In 9.1 and up, this patch also fixes failure to attach the correct
collation to the Var generated for a scalar-result case. An example:
regression=# select upper(x.*) from textcat('ab', 'cd') x;
ERROR: could not determine which collation to use for upper() function
Andrew Dunstan [Mon, 28 Nov 2011 01:14:47 +0000 (20:14 -0500)]
Make pg_dumpall build with the right object files under MSVC.
This fixes a longstanding but up to now benign bug in the way pg_dumpall
was built. The bug was exposed by recent code adjustments. The Makefile
does not use $(OBJS) to build pg_dumpall, so this fix removes their source
files from the pg_dumpall object and adds in the one source file it
consequently needs.
Tom Lane [Sun, 27 Nov 2011 22:12:54 +0000 (17:12 -0500)]
Use IEEE infinity, not 1e10, for null-and-not-null case in gistpenalty().
Use of a randomly chosen large value was never exactly graceful, and
now that there are penalty functions that are intentionally using infinity,
it doesn't seem like a good idea for null-vs-not-null to be using something
less.
Tom Lane [Sun, 27 Nov 2011 21:50:37 +0000 (16:50 -0500)]
Improve GiST range-contained-by searches by adding a flag for empty ranges.
In the original implementation, a range-contained-by search had to scan
the entire index because an empty range could be lurking anywhere.
Improve that by adding a flag to upper GiST entries that says whether the
represented subtree contains any empty ranges.

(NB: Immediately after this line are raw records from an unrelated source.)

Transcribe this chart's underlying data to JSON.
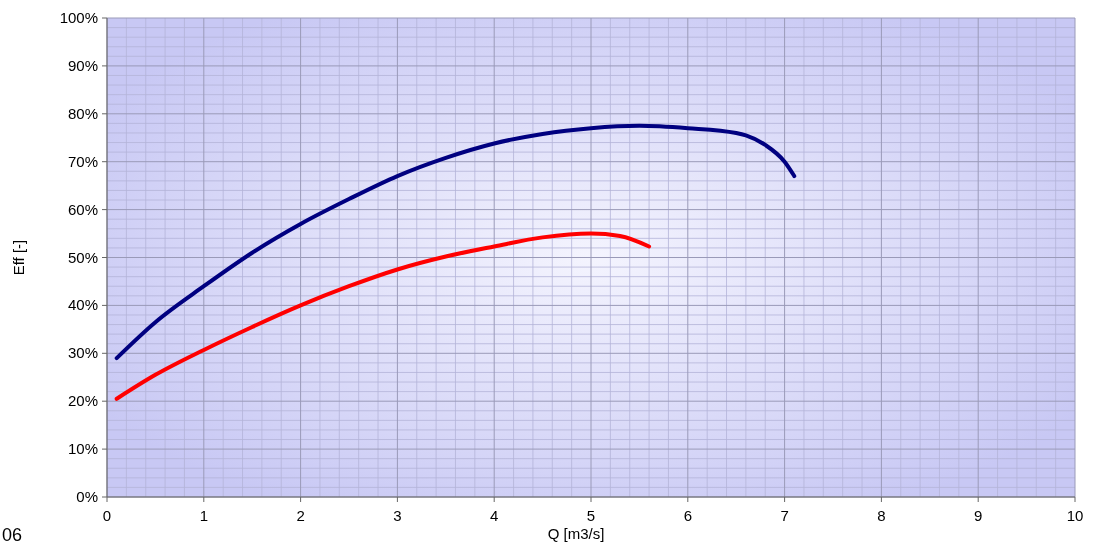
{
  "chart_data": {
    "type": "line",
    "xlabel": "Q [m3/s]",
    "ylabel": "Eff [-]",
    "annotations": [
      "06"
    ],
    "xlim": [
      0,
      10
    ],
    "xticks": [
      0,
      1,
      2,
      3,
      4,
      5,
      6,
      7,
      8,
      9,
      10
    ],
    "ylim": [
      0,
      100
    ],
    "yticks": [
      {
        "value": 0,
        "label": "0%"
      },
      {
        "value": 10,
        "label": "10%"
      },
      {
        "value": 20,
        "label": "20%"
      },
      {
        "value": 30,
        "label": "30%"
      },
      {
        "value": 40,
        "label": "40%"
      },
      {
        "value": 50,
        "label": "50%"
      },
      {
        "value": 60,
        "label": "60%"
      },
      {
        "value": 70,
        "label": "70%"
      },
      {
        "value": 80,
        "label": "80%"
      },
      {
        "value": 90,
        "label": "90%"
      },
      {
        "value": 100,
        "label": "100%"
      }
    ],
    "grid": true,
    "marker": "none",
    "line_style": "solid",
    "series": [
      {
        "color": "#000080",
        "x": [
          0.1,
          0.5,
          1,
          1.5,
          2,
          2.5,
          3,
          3.5,
          4,
          4.5,
          5,
          5.5,
          6,
          6.5,
          6.6,
          6.8,
          7,
          7.1
        ],
        "values": [
          29,
          36.5,
          44,
          51,
          57,
          62.2,
          67,
          70.8,
          73.8,
          75.8,
          77,
          77.5,
          77,
          76,
          75.5,
          73.5,
          70,
          67
        ]
      },
      {
        "color": "#ff0000",
        "x": [
          0.1,
          0.5,
          1,
          1.5,
          2,
          2.5,
          3,
          3.5,
          4,
          4.5,
          5,
          5.3,
          5.6
        ],
        "values": [
          20.5,
          25.5,
          30.7,
          35.5,
          40,
          44,
          47.5,
          50.2,
          52.3,
          54.2,
          55,
          54.5,
          52.3
        ]
      }
    ]
  }
}
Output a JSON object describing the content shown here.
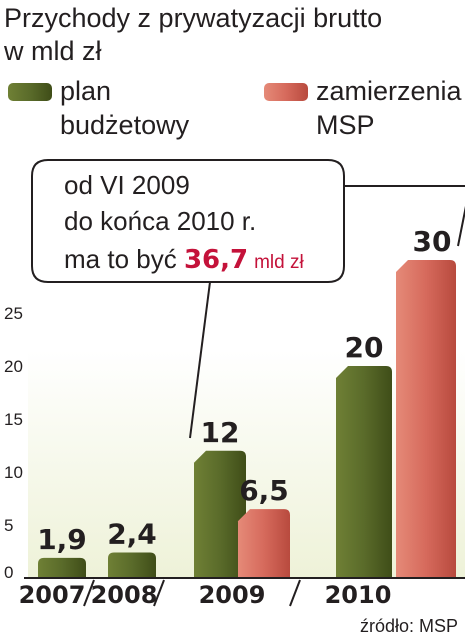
{
  "chart_data": {
    "type": "bar",
    "title_lines": [
      "Przychody z prywatyzacji brutto",
      "w mld zł"
    ],
    "legend": [
      {
        "lines": [
          "plan",
          "budżetowy"
        ],
        "color": "#5a6b2a"
      },
      {
        "lines": [
          "zamierzenia",
          "MSP"
        ],
        "color": "#d66a5c"
      }
    ],
    "categories": [
      "2007",
      "2008",
      "2009",
      "2010"
    ],
    "series": [
      {
        "name": "plan budżetowy",
        "values": [
          1.9,
          2.4,
          12,
          20
        ],
        "labels": [
          "1,9",
          "2,4",
          "12",
          "20"
        ],
        "color": "#5a6b2a"
      },
      {
        "name": "zamierzenia MSP",
        "values": [
          null,
          null,
          6.5,
          30
        ],
        "labels": [
          "",
          "",
          "6,5",
          "30"
        ],
        "color": "#d66a5c"
      }
    ],
    "yticks": [
      "0",
      "5",
      "10",
      "15",
      "20",
      "25"
    ],
    "ylim": [
      0,
      30
    ],
    "annotation": {
      "lines": [
        "od VI 2009",
        "do końca 2010 r."
      ],
      "prefix": "ma to być",
      "value": "36,7",
      "unit": "mld zł"
    },
    "source": "źródło: MSP"
  }
}
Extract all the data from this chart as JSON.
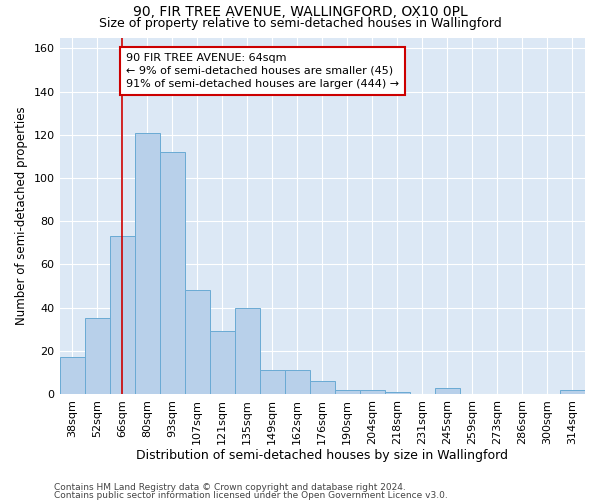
{
  "title": "90, FIR TREE AVENUE, WALLINGFORD, OX10 0PL",
  "subtitle": "Size of property relative to semi-detached houses in Wallingford",
  "xlabel_bottom": "Distribution of semi-detached houses by size in Wallingford",
  "ylabel": "Number of semi-detached properties",
  "footer_line1": "Contains HM Land Registry data © Crown copyright and database right 2024.",
  "footer_line2": "Contains public sector information licensed under the Open Government Licence v3.0.",
  "categories": [
    "38sqm",
    "52sqm",
    "66sqm",
    "80sqm",
    "93sqm",
    "107sqm",
    "121sqm",
    "135sqm",
    "149sqm",
    "162sqm",
    "176sqm",
    "190sqm",
    "204sqm",
    "218sqm",
    "231sqm",
    "245sqm",
    "259sqm",
    "273sqm",
    "286sqm",
    "300sqm",
    "314sqm"
  ],
  "values": [
    17,
    35,
    73,
    121,
    112,
    48,
    29,
    40,
    11,
    11,
    6,
    2,
    2,
    1,
    0,
    3,
    0,
    0,
    0,
    0,
    2
  ],
  "bar_color": "#b8d0ea",
  "bar_edge_color": "#6aaad4",
  "vline_x": 2.0,
  "vline_color": "#cc0000",
  "annotation_text": "90 FIR TREE AVENUE: 64sqm\n← 9% of semi-detached houses are smaller (45)\n91% of semi-detached houses are larger (444) →",
  "annotation_box_color": "#cc0000",
  "annotation_text_color": "#000000",
  "ylim": [
    0,
    165
  ],
  "yticks": [
    0,
    20,
    40,
    60,
    80,
    100,
    120,
    140,
    160
  ],
  "bg_color": "#ffffff",
  "plot_bg_color": "#dce8f5",
  "grid_color": "#ffffff",
  "title_fontsize": 10,
  "subtitle_fontsize": 9,
  "tick_fontsize": 8,
  "ylabel_fontsize": 8.5,
  "footer_fontsize": 6.5,
  "xlabel_fontsize": 9
}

Also, make a simple mod to the penalty function to discourage empty ranges
from getting pushed into subtrees without any. This needs more work, and
the picksplit function should be taught about it too, but that code can be
improved without causing an on-disk compatibility break; so we'll leave it
for another day.
Since we're breaking on-disk compatibility of range values anyway, I took
the opportunity to reorganize the range flags bits; the unused
RANGE_xB_NULL bits are now adjacent, which might open the door for using
them in some other way later.
In passing, remove the GiST range opclass entry for <>, which doesn't seem
like it can really be indexed usefully.
Alexander Korotkov, with some editorializing by Tom
Peter Eisentraut [Sun, 27 Nov 2011 20:42:32 +0000 (22:42 +0200)]
Add pg_upgrade test suite
It runs the regression tests, runs pg_upgrade on the populated
database, and compares the before and after dumps. While not actually
a cross-version upgrade, this does detect omissions and bugs in the
involved tools from time to time. It's also possible to do a
cross-version upgrade by manually supplying parameters.
Tom Lane [Sun, 27 Nov 2011 17:57:11 +0000 (12:57 -0500)]

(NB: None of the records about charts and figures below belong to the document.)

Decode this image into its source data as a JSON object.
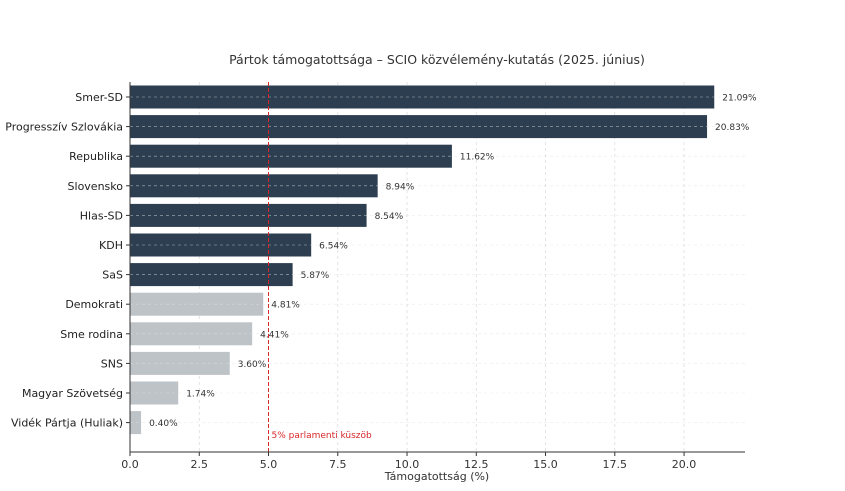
{
  "chart_data": {
    "type": "bar",
    "orientation": "horizontal",
    "title": "Pártok támogatottsága – SCIO közvélemény-kutatás (2025. június)",
    "xlabel": "Támogatottság (%)",
    "ylabel": "",
    "xlim": [
      0,
      22.2
    ],
    "xticks": [
      "0.0",
      "2.5",
      "5.0",
      "7.5",
      "10.0",
      "12.5",
      "15.0",
      "17.5",
      "20.0"
    ],
    "grid": true,
    "categories": [
      "Smer-SD",
      "Progresszív Szlovákia",
      "Republika",
      "Slovensko",
      "Hlas-SD",
      "KDH",
      "SaS",
      "Demokrati",
      "Sme rodina",
      "SNS",
      "Magyar Szövetség",
      "Vidék Pártja (Huliak)"
    ],
    "values": [
      21.09,
      20.83,
      11.62,
      8.94,
      8.54,
      6.54,
      5.87,
      4.81,
      4.41,
      3.6,
      1.74,
      0.4
    ],
    "value_labels": [
      "21.09%",
      "20.83%",
      "11.62%",
      "8.94%",
      "8.54%",
      "6.54%",
      "5.87%",
      "4.81%",
      "4.41%",
      "3.60%",
      "1.74%",
      "0.40%"
    ],
    "threshold": {
      "value": 5,
      "label": "5% parlamenti küszöb",
      "color": "#d62728"
    },
    "colors": {
      "above": "#2c3e50",
      "below": "#bdc3c7"
    }
  }
}
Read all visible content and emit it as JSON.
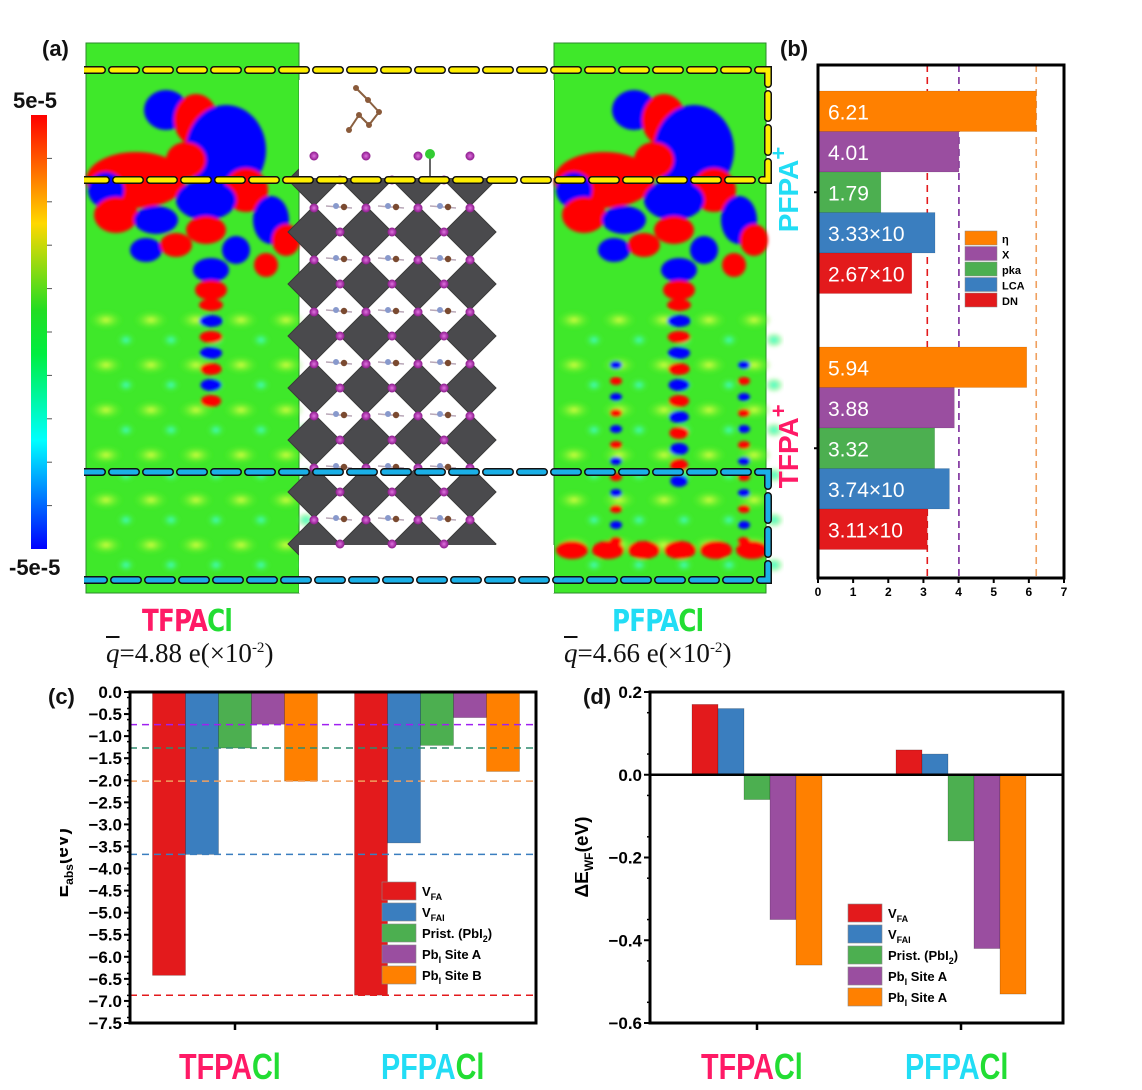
{
  "figure": {
    "panel_labels": [
      "(a)",
      "(b)",
      "(c)",
      "(d)"
    ]
  },
  "panel_a": {
    "colorbar": {
      "max_label": "5e-5",
      "min_label": "-5e-5",
      "ticks": 10,
      "colors": [
        "#0000ff",
        "#00ffff",
        "#00ff00",
        "#ffff00",
        "#ff0000"
      ]
    },
    "left_map": {
      "molecule": "TFPA",
      "halide": "Cl",
      "qbar_symbol": "q",
      "qbar_value": "=4.88 e(×10",
      "qbar_exp": "-2",
      "qbar_close": ")"
    },
    "right_map": {
      "molecule": "PFPA",
      "halide": "Cl",
      "qbar_symbol": "q",
      "qbar_value": "=4.66 e(×10",
      "qbar_exp": "-2",
      "qbar_close": ")"
    },
    "highlight_colors": {
      "top_box": "#ffee00",
      "bottom_box": "#1ab0e8"
    },
    "molecule_colors": {
      "TFPA": "#ff1a66",
      "PFPA": "#22ddf5",
      "Cl": "#22dd33"
    }
  },
  "chart_data": [
    {
      "id": "b",
      "type": "bar",
      "orientation": "horizontal",
      "groups": [
        "PFPA+",
        "TFPA+"
      ],
      "group_colors": [
        "#22ddf5",
        "#ff1a66"
      ],
      "series": [
        {
          "name": "η",
          "color": "#ff8000",
          "values": [
            6.21,
            5.94
          ],
          "labels": [
            "6.21",
            "5.94"
          ]
        },
        {
          "name": "X",
          "color": "#9a4ea0",
          "values": [
            4.01,
            3.88
          ],
          "labels": [
            "4.01",
            "3.88"
          ]
        },
        {
          "name": "pka",
          "color": "#4caf50",
          "values": [
            1.79,
            3.32
          ],
          "labels": [
            "1.79",
            "3.32"
          ]
        },
        {
          "name": "LCA",
          "color": "#3a7ebf",
          "values": [
            3.33,
            3.74
          ],
          "labels": [
            "3.33×10",
            "3.74×10"
          ]
        },
        {
          "name": "DN",
          "color": "#e31a1c",
          "values": [
            2.67,
            3.11
          ],
          "labels": [
            "2.67×10",
            "3.11×10"
          ]
        }
      ],
      "xlim": [
        0,
        7
      ],
      "xticks": [
        "0",
        "1",
        "2",
        "3",
        "4",
        "5",
        "6",
        "7"
      ],
      "reference_lines": [
        {
          "value": 3.11,
          "color": "#e31a1c"
        },
        {
          "value": 4.01,
          "color": "#7b2a9a"
        },
        {
          "value": 6.21,
          "color": "#f0a060"
        }
      ],
      "legend": "right-middle"
    },
    {
      "id": "c",
      "type": "bar",
      "categories": [
        "TFPACl",
        "PFPACl"
      ],
      "ylabel": "E",
      "ylabel_sub": "abs",
      "ylabel_unit": "(eV)",
      "ylim": [
        -7.5,
        0.0
      ],
      "yticks": [
        "0.0",
        "-0.5",
        "-1.0",
        "-1.5",
        "-2.0",
        "-2.5",
        "-3.0",
        "-3.5",
        "-4.0",
        "-4.5",
        "-5.0",
        "-5.5",
        "-6.0",
        "-6.5",
        "-7.0",
        "-7.5"
      ],
      "series": [
        {
          "name": "V",
          "sub": "FA",
          "color": "#e31a1c",
          "values": [
            -6.42,
            -6.87
          ]
        },
        {
          "name": "V",
          "sub": "FAI",
          "color": "#3a7ebf",
          "values": [
            -3.68,
            -3.42
          ]
        },
        {
          "name": "Prist. (PbI",
          "sub": "2",
          "suffix": ")",
          "color": "#4caf50",
          "values": [
            -1.27,
            -1.21
          ]
        },
        {
          "name": "Pb",
          "sub": "I",
          "suffix": " Site A",
          "color": "#9a4ea0",
          "values": [
            -0.73,
            -0.58
          ]
        },
        {
          "name": "Pb",
          "sub": "I",
          "suffix": " Site B",
          "color": "#ff8000",
          "values": [
            -2.02,
            -1.8
          ]
        }
      ],
      "reference_lines": [
        {
          "value": -0.74,
          "color": "#a020f0"
        },
        {
          "value": -1.27,
          "color": "#2e8b6e"
        },
        {
          "value": -2.02,
          "color": "#f0a060"
        },
        {
          "value": -3.68,
          "color": "#3a7ebf"
        },
        {
          "value": -6.87,
          "color": "#e31a1c"
        }
      ],
      "legend": "bottom-right"
    },
    {
      "id": "d",
      "type": "bar",
      "categories": [
        "TFPACl",
        "PFPACl"
      ],
      "ylabel": "ΔE",
      "ylabel_sub": "WF",
      "ylabel_unit": "(eV)",
      "ylim": [
        -0.6,
        0.2
      ],
      "yticks": [
        "0.2",
        "0.0",
        "-0.2",
        "-0.4",
        "-0.6"
      ],
      "series": [
        {
          "name": "V",
          "sub": "FA",
          "color": "#e31a1c",
          "values": [
            0.17,
            0.06
          ]
        },
        {
          "name": "V",
          "sub": "FAI",
          "color": "#3a7ebf",
          "values": [
            0.16,
            0.05
          ]
        },
        {
          "name": "Prist. (PbI",
          "sub": "2",
          "suffix": ")",
          "color": "#4caf50",
          "values": [
            -0.06,
            -0.16
          ]
        },
        {
          "name": "Pb",
          "sub": "I",
          "suffix": " Site A",
          "color": "#9a4ea0",
          "values": [
            -0.35,
            -0.42
          ]
        },
        {
          "name": "Pb",
          "sub": "I",
          "suffix": " Site A",
          "color": "#ff8000",
          "values": [
            -0.46,
            -0.53
          ]
        }
      ],
      "legend": "bottom-center"
    }
  ]
}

Use the proper macro to convert a bool to a Datum.
The original coding was
var->value = (Datum) state;
which is bogus, and then in commit 2f0f7b4bce13e68394543728801ef011fd82fac6
it was "corrected" to
var->value = PointerGetDatum(state);
which is a faithful translation but still wrong.
This seems purely cosmetic, though, so no need for a back-patch.

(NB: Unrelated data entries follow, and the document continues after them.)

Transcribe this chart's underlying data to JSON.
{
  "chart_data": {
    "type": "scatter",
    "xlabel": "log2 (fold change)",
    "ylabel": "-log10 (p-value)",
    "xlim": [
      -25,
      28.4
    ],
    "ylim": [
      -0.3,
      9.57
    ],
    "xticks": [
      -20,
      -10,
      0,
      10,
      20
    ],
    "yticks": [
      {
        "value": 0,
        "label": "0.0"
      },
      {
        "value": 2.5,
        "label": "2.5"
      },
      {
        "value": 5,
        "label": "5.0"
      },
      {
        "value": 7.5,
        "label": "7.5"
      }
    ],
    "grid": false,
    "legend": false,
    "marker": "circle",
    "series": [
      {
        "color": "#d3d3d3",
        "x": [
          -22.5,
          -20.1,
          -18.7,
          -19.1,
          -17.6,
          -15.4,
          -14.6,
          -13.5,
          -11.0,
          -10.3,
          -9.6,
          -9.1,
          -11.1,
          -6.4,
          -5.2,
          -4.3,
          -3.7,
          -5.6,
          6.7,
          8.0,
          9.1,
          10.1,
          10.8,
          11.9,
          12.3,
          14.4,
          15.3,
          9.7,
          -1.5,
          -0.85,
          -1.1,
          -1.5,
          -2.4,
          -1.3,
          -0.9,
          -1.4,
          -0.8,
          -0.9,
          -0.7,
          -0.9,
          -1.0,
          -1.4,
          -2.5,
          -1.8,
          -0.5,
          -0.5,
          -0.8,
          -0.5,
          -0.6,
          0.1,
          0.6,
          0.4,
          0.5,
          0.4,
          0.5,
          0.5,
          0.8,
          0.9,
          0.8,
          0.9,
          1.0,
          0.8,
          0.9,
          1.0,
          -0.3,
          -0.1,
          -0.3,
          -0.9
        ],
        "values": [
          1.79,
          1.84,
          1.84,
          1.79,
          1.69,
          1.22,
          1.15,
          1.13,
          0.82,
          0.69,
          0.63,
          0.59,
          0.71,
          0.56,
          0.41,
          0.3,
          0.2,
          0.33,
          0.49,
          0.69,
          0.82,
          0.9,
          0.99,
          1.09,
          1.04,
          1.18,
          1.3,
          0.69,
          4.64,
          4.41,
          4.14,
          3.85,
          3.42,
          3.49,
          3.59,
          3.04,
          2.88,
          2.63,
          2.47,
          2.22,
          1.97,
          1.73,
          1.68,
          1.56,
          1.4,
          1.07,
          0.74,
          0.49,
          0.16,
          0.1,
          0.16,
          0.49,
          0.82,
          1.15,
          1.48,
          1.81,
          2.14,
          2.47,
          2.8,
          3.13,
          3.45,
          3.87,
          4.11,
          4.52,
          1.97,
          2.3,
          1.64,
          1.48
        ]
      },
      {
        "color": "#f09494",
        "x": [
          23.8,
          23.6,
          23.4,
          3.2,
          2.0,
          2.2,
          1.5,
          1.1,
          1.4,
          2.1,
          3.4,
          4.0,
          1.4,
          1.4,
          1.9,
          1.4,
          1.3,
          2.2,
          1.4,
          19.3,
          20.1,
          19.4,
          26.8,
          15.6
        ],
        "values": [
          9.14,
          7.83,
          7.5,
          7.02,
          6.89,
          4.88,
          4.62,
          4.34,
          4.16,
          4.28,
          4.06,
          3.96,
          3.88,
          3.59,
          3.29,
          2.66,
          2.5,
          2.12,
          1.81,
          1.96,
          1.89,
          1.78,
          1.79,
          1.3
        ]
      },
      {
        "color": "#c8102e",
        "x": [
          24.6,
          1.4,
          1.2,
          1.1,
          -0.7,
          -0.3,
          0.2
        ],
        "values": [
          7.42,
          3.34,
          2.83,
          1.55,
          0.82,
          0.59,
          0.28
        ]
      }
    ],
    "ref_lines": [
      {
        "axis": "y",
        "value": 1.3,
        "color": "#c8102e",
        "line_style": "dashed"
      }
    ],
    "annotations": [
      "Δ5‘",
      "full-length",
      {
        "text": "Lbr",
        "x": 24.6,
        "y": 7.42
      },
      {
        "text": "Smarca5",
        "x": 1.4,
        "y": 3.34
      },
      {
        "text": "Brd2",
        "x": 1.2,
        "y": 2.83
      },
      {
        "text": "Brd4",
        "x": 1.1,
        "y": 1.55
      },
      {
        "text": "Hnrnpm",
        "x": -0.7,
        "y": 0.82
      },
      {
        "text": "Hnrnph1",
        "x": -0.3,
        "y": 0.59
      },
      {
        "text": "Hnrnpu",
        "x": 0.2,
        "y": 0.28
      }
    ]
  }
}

Bruce Momjian [Sun, 27 Nov 2011 03:34:36 +0000 (22:34 -0500)]
Move pg_dump memory routines into pg_dumpmem.c/h and restore common.c
with its original functions. The previous function migration would
cause too many difficulties in back-patching.
Tom Lane [Sat, 26 Nov 2011 19:27:05 +0000 (14:27 -0500)]
Make GiST index searches smarter about queries against empty ranges.
In the cases where the result of the called proc is negated, we should
explicitly test both inputs for empty, to ensure we'll never return "true"
for an unsatisfiable query. In other cases we can rely on the called proc
to say the right thing.
Alvaro Herrera [Fri, 25 Nov 2011 20:56:55 +0000 (17:56 -0300)]
Fix unvalidated check constraints on domains, too
Same bug as reported by Thom Brown for check constraints on tables: the
constraint must be dumped separately from the domain, otherwise it is
restored before the data and thus prevents potentially-violating data
from being loaded in the first place.